# Natural Slingshot Trade Up



## HP Slingshots (Jun 12, 2013)

Hi all, this is a quick natural slingshot only trade before the iconic secret santa, maximum is 20 people so be quick if you want in 

Rules-

1. The slingshot much be at there new owners door by the end of september as don't want to be over lapping the secret santa.

2. Only naturals

And thats it, Lets do it! if you want to enter just put your username next to the number of your entry.
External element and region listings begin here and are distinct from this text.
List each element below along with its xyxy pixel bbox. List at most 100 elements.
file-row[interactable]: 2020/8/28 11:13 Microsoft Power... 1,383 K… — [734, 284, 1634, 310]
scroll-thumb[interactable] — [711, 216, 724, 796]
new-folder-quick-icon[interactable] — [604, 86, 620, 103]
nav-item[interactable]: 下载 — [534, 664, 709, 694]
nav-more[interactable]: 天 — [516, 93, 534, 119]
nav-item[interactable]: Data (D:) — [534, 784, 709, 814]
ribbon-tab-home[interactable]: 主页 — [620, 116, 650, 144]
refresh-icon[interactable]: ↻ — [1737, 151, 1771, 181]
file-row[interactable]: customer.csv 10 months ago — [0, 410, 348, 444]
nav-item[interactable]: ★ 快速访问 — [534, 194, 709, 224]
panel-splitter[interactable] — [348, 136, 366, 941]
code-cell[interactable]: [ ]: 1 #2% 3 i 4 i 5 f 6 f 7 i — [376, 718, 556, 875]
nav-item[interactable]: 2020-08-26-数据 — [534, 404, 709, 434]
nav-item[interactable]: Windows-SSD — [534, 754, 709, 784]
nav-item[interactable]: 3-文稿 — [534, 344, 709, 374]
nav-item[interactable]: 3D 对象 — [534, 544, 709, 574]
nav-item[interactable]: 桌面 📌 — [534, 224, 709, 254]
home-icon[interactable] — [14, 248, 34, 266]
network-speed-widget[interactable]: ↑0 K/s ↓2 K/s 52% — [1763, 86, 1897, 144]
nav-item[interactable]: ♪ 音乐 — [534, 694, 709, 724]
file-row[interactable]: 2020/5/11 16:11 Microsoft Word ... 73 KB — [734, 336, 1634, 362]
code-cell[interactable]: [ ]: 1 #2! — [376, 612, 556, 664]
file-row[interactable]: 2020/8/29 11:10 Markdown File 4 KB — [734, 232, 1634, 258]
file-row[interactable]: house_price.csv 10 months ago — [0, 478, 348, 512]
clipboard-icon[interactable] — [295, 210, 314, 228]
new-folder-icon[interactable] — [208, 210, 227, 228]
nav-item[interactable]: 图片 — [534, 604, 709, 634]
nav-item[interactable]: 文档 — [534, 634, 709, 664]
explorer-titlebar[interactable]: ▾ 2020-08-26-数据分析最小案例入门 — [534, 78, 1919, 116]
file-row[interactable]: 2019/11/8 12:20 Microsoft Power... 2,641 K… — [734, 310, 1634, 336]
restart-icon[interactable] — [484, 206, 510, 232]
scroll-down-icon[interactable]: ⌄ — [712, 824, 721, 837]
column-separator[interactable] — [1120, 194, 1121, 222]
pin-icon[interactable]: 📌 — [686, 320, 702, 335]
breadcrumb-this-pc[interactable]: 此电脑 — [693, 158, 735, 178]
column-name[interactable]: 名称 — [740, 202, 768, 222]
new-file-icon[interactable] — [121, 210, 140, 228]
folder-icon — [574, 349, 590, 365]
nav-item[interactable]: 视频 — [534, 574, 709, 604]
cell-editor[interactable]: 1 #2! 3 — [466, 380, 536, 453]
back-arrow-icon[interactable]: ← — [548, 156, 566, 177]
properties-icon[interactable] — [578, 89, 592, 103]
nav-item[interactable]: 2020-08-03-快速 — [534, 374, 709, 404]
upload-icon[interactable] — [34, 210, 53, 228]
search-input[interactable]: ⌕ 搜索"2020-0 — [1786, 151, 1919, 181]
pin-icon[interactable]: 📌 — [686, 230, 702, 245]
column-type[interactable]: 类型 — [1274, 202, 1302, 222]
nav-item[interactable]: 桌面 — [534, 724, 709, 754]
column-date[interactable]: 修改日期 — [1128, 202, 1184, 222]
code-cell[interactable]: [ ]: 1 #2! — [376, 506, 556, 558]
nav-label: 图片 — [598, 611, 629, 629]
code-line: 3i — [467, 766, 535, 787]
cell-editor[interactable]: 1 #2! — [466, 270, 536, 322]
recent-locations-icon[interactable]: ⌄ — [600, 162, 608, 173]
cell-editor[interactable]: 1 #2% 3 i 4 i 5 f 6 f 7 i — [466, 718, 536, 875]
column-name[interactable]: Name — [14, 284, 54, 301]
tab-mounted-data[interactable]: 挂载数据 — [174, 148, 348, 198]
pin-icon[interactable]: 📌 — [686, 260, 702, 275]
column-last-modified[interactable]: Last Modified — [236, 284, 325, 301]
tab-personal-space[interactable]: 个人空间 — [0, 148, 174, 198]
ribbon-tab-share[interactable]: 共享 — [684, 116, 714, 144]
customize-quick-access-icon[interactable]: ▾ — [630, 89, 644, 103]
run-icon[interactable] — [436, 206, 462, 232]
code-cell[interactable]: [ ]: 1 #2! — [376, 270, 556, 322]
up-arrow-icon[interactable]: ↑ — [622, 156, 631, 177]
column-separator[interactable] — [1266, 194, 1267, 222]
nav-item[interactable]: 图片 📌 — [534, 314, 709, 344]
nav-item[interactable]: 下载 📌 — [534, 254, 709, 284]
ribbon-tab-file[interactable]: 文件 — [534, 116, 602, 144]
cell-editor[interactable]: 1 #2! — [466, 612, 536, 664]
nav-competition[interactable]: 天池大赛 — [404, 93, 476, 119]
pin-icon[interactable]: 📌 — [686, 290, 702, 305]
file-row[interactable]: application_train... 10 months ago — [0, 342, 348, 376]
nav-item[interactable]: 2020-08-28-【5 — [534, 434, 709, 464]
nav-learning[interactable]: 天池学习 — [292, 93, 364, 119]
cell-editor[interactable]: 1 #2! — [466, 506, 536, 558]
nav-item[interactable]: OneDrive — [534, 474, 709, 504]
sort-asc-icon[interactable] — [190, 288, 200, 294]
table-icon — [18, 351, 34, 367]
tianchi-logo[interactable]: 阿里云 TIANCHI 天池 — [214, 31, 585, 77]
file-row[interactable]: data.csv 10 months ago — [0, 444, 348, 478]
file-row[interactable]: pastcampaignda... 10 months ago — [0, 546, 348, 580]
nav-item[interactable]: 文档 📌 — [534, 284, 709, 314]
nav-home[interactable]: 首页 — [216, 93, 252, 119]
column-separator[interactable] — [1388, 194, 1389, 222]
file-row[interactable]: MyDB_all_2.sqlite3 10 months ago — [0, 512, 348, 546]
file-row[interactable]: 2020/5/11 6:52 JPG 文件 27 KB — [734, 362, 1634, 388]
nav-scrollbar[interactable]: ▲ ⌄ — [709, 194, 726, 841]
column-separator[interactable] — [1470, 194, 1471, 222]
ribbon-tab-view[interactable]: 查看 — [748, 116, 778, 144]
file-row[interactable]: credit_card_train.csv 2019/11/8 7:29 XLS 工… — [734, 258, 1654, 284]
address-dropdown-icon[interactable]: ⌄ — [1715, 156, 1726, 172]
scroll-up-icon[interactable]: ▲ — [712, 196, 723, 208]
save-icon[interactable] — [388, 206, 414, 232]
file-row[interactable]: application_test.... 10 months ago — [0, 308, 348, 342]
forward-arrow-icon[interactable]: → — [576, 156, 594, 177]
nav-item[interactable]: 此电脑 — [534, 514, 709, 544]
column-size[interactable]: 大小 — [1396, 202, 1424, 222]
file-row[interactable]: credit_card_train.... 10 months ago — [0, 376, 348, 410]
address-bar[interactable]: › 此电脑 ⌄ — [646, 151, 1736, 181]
Cheers.

-HP Slingshots


----------



## HP Slingshots (Jun 12, 2013)

No.1 HP Slingshots


----------



## leon13 (Oct 4, 2012)

No. 2 leon13


----------



## HP Slingshots (Jun 12, 2013)

Cant see this going anywhere 

-HP Slingshots


----------



## leon13 (Oct 4, 2012)

Well HP let the trade begin ???????? pleas send me your address.
Cheers


----------



## HP Slingshots (Jun 12, 2013)

if you want leon I'm up for that, natural for natural action 

-HP Slingshots


----------



## leon13 (Oct 4, 2012)

I did the random mix in my hat and you got paired with ?????
Leon13 tadaaaaaa


----------



## HP Slingshots (Jun 12, 2013)

haha ok mate, ill PM you 

-HP Slingshots


----------